Some may want global equity, but they don't care how the manager gets the exposure. Some managers may want global equity, but they only want the advisor to use single country ETFs, like a Canada or an Asia or a China or a Sweden ETF. Well, they are still global equity, but how they get it may or may not depend for the advisor. So that's important, and I think it allows flexibility for both the advisor and even the institution to customize their research.

Stipp: So looking at all these classifications, advisors can find the ones that are executing the way they want it to be executed and getting the exposure that they are looking to get.

Gogerty: Absolutely.

Stipp: So last question, then, for you Andy: You mentioned that a lot of these portfolios are using tactical strategies. Obviously, it’s very important, execution, to get these strategies right, and we’ve seen that it can be difficult to make the tactical moves correctly unless you really know what you are doing.

Gogerty: Absolutely.

Stipp: So, as an analyst, Andy, and you are looking at the managers of these ETF managed portfolios, what do you look at to get a sense of whether the success that a managed portfolio ETF solution has had will continue in the future? What are the hallmarks?

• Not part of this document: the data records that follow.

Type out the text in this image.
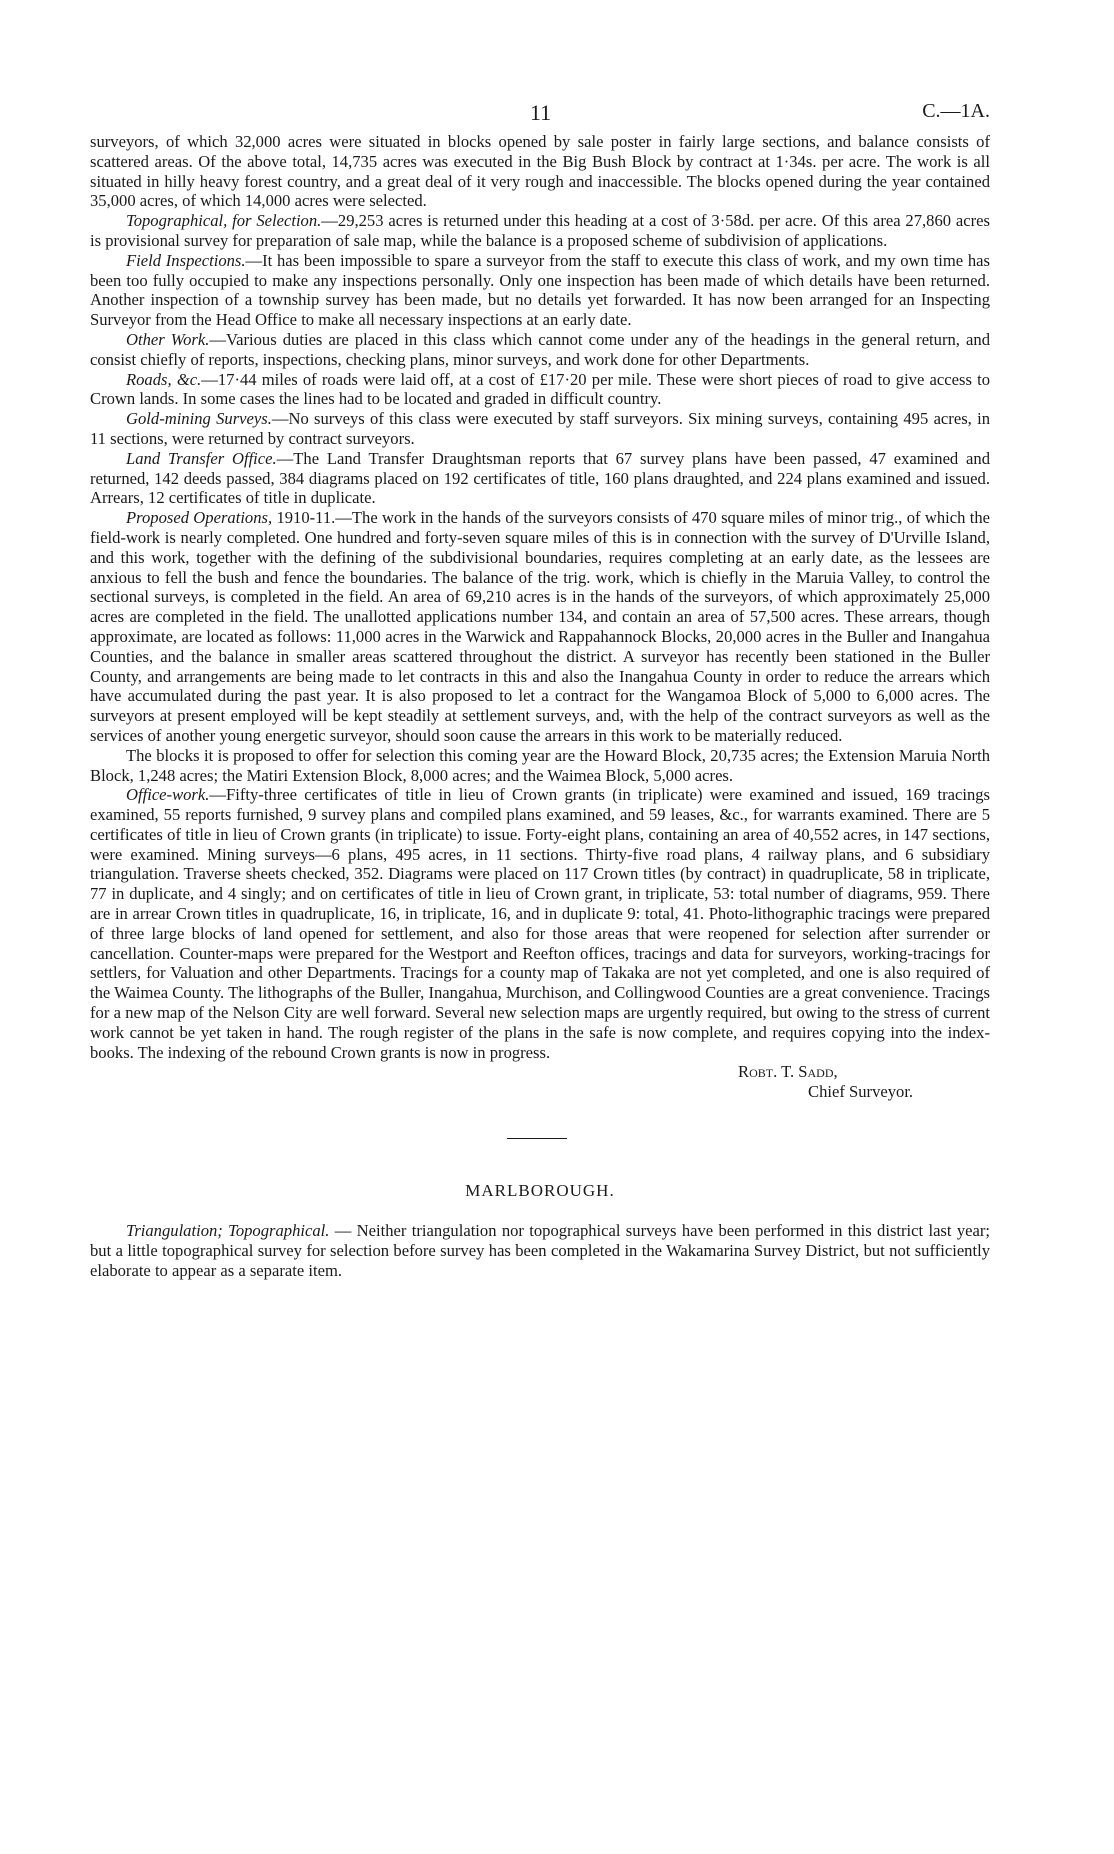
11	C.—1A.

surveyors, of which 32,000 acres were situated in blocks opened by sale poster in fairly large sections, and balance consists of scattered areas. Of the above total, 14,735 acres was executed in the Big Bush Block by contract at 1·34s. per acre. The work is all situated in hilly heavy forest country, and a great deal of it very rough and inaccessible. The blocks opened during the year contained 35,000 acres, of which 14,000 acres were selected.

Topographical, for Selection.—29,253 acres is returned under this heading at a cost of 3·58d. per acre. Of this area 27,860 acres is provisional survey for preparation of sale map, while the balance is a proposed scheme of subdivision of applications.

Field Inspections.—It has been impossible to spare a surveyor from the staff to execute this class of work, and my own time has been too fully occupied to make any inspections personally. Only one inspection has been made of which details have been returned. Another inspection of a township survey has been made, but no details yet forwarded. It has now been arranged for an Inspecting Surveyor from the Head Office to make all necessary inspections at an early date.

Other Work.—Various duties are placed in this class which cannot come under any of the headings in the general return, and consist chiefly of reports, inspections, checking plans, minor surveys, and work done for other Departments.

Roads, &c.—17·44 miles of roads were laid off, at a cost of £17·20 per mile. These were short pieces of road to give access to Crown lands. In some cases the lines had to be located and graded in difficult country.

Gold-mining Surveys.—No surveys of this class were executed by staff surveyors. Six mining surveys, containing 495 acres, in 11 sections, were returned by contract surveyors.

Land Transfer Office.—The Land Transfer Draughtsman reports that 67 survey plans have been passed, 47 examined and returned, 142 deeds passed, 384 diagrams placed on 192 certificates of title, 160 plans draughted, and 224 plans examined and issued. Arrears, 12 certificates of title in duplicate.

Proposed Operations, 1910-11.—The work in the hands of the surveyors consists of 470 square miles of minor trig., of which the field-work is nearly completed. One hundred and forty-seven square miles of this is in connection with the survey of D'Urville Island, and this work, together with the defining of the subdivisional boundaries, requires completing at an early date, as the lessees are anxious to fell the bush and fence the boundaries. The balance of the trig. work, which is chiefly in the Maruia Valley, to control the sectional surveys, is completed in the field. An area of 69,210 acres is in the hands of the surveyors, of which approximately 25,000 acres are completed in the field. The unallotted applications number 134, and contain an area of 57,500 acres. These arrears, though approximate, are located as follows: 11,000 acres in the Warwick and Rappahannock Blocks, 20,000 acres in the Buller and Inangahua Counties, and the balance in smaller areas scattered throughout the district. A surveyor has recently been stationed in the Buller County, and arrangements are being made to let contracts in this and also the Inangahua County in order to reduce the arrears which have accumulated during the past year. It is also proposed to let a contract for the Wangamoa Block of 5,000 to 6,000 acres. The surveyors at present employed will be kept steadily at settlement surveys, and, with the help of the contract surveyors as well as the services of another young energetic surveyor, should soon cause the arrears in this work to be materially reduced.

The blocks it is proposed to offer for selection this coming year are the Howard Block, 20,735 acres; the Extension Maruia North Block, 1,248 acres; the Matiri Extension Block, 8,000 acres; and the Waimea Block, 5,000 acres.

Office-work.—Fifty-three certificates of title in lieu of Crown grants (in triplicate) were examined and issued, 169 tracings examined, 55 reports furnished, 9 survey plans and compiled plans examined, and 59 leases, &c., for warrants examined. There are 5 certificates of title in lieu of Crown grants (in triplicate) to issue. Forty-eight plans, containing an area of 40,552 acres, in 147 sections, were examined. Mining surveys—6 plans, 495 acres, in 11 sections. Thirty-five road plans, 4 railway plans, and 6 subsidiary triangulation. Traverse sheets checked, 352. Diagrams were placed on 117 Crown titles (by contract) in quadruplicate, 58 in triplicate, 77 in duplicate, and 4 singly; and on certificates of title in lieu of Crown grant, in triplicate, 53: total number of diagrams, 959. There are in arrear Crown titles in quadruplicate, 16, in triplicate, 16, and in duplicate 9: total, 41. Photo-lithographic tracings were prepared of three large blocks of land opened for settlement, and also for those areas that were reopened for selection after surrender or cancellation. Counter-maps were prepared for the Westport and Reefton offices, tracings and data for surveyors, working-tracings for settlers, for Valuation and other Departments. Tracings for a county map of Takaka are not yet completed, and one is also required of the Waimea County. The lithographs of the Buller, Inangahua, Murchison, and Collingwood Counties are a great convenience. Tracings for a new map of the Nelson City are well forward. Several new selection maps are urgently required, but owing to the stress of current work cannot be yet taken in hand. The rough register of the plans in the safe is now complete, and requires copying into the index-books. The indexing of the rebound Crown grants is now in progress.

Robt. T. Sadd,

Chief Surveyor.

MARLBOROUGH.

Triangulation; Topographical. — Neither triangulation nor topographical surveys have been performed in this district last year; but a little topographical survey for selection before survey has been completed in the Wakamarina Survey District, but not sufficiently elaborate to appear as a separate item.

Gogerty: Well, I think some of the hallmarks are understanding the philosophy, and I think this is going to be very important for advisors selecting these strategies. It still goes back to, what are you allocating to the manager for? Are you allocating to them for downside protection? Are you allocating to them for lower correlation to what you have in your portfolio now? So, it’s an assessment of, is the philosophy bearing it out. If you have a strategic strategy that doesn't move around very much, you would expect them to kind of track the market of the securities that they are in.

If you have a tactical manager that's focused on downside protection, well, Morningstar has a tremendous amount of data. We can go in and analyze, how have they held up in downmarket months. Are they truly protecting capital? If there is a manager that says, we can outperform the index in all markets, well, we better see capture ratios pretty high both in up and down markets.

Now, how they gain that? It could be a variety of reasons. They could move in and out of cash. Some managers actually use the lighter flavor of levered ETFs, all of which present their own risks, but none of which in a vacuum are necessarily a bad thing. Going to cash is not a bad thing if you do it well. Using a levered ETF in these strategies can be very attractive, if it's executed well. So, what we are looking for is execution, and we are looking for return streams that kind of match the expectation of the philosophy.

Stipp: So it sounds like lot of for advisors to size up, but certainly the tools that you are providing, the classification that we are providing on MorningstarAdvisor.com, will give advisors a good leg up in getting a sense for this investment vehicle and how to analyze them. Thanks for joining me today with all information, Andy.

Gogerty: Thank you.

Stipp: For Morningstar, I’m Jason Stipp. Thanks for watching.